Domestic Electricity
UK Mains Electricity
UK mains electricity is alternating current AC at 230 V and 50 Hz. AC periodically reverses direction, unlike DC (from batteries) which flows in one direction only. The 50 Hz means the current completes 50 full cycles per second.
Electrical Power and Energy
Power: P = IV = I²R = V²/R (where P is in watts, I in amps, V in volts)
Energy transferred: E = P × t (joules = watts × seconds) or E = VIt
Cost of electricity: energy is sold in kilowatt-hours (kWh). 1 kWh = 1 kW used for 1 hour = 3 600 000 J. Cost = power (kW) × time (hours) × price per kWh.
Efficiency
Efficiency = useful energy output ÷ total energy input (× 100 for %) Or: Efficiency = useful power output ÷ total power input
A 100 W light bulb that emits 10 W of light and 90 W of heat has an efficiency of 10%.
The Three-Pin Plug (WJEC Required Knowledge)
UK three-pin plugs have three connections:
- Live (brown): carries the alternating high voltage (~230 V). Connected to the fuse.
- Neutral (blue): return path, at ~0 V.
- Earth (green/yellow stripe): safety wire connecting the metal casing of an appliance to earth (0 V). If a fault causes the casing to go live, current flows safely to earth, blowing the fuse.
The wires are held in with cable grips. The outer insulation must not be stripped too far. The fuse is always wired into the live wire.
Fuses and Circuit Breakers
A fuse contains a thin wire that melts if current exceeds its rated value, breaking the circuit. Fuses protect cables from overheating, not people directly.
Choosing the correct fuse: select the lowest rated fuse above the normal operating current of the appliance. E.g. if an appliance uses 4.5 A normally, use a 5 A fuse (not a 3 A which would blow immediately, nor a 13 A which gives no protection).
Circuit breakers (MCBs) use an electromagnet or bimetallic strip to disconnect the circuit; they can be reset. RCDs (residual current devices) detect any difference between live and neutral currents (indicating leakage through a person) and disconnect in milliseconds — much faster than a fuse.
Earthing and Double Insulation
Earthing: appliances with metal casings have the casing connected to the earth wire. If a live wire touches the casing, a large current flows to earth, blowing the fuse and cutting power.
Double insulation (marked with a square-within-a-square symbol): the casing is plastic (non-conducting) so there is no risk of the casing going live; no earth wire needed.
⚠Common mistakes
- Live and neutral confused: live is brown and at high voltage; neutral is blue at ~0V. The fuse goes in the live wire — if it were in neutral, the appliance would remain at high voltage even with the fuse blown.
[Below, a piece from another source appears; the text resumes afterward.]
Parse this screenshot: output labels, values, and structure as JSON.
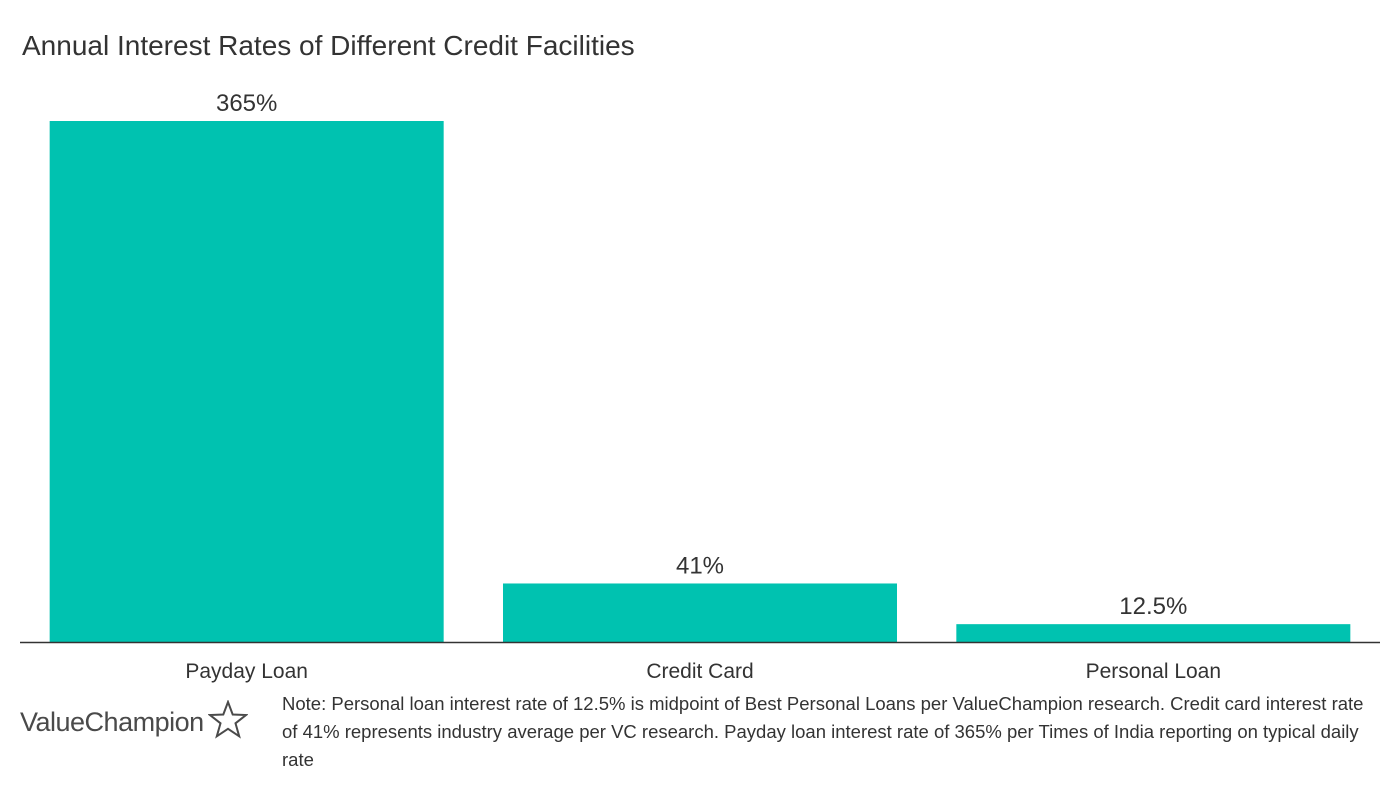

- Efficiency > 1: efficiency can never exceed 100% because you cannot get more useful energy out than you put in (conservation of energy).
- kWh vs joules: exam questions may ask for energy in kWh for cost calculations; convert carefully (1 kWh = 3.6 × 10⁶ J).
- Fuse rating confusion: fuse must blow if current is too high, so choose the lowest rating above normal current.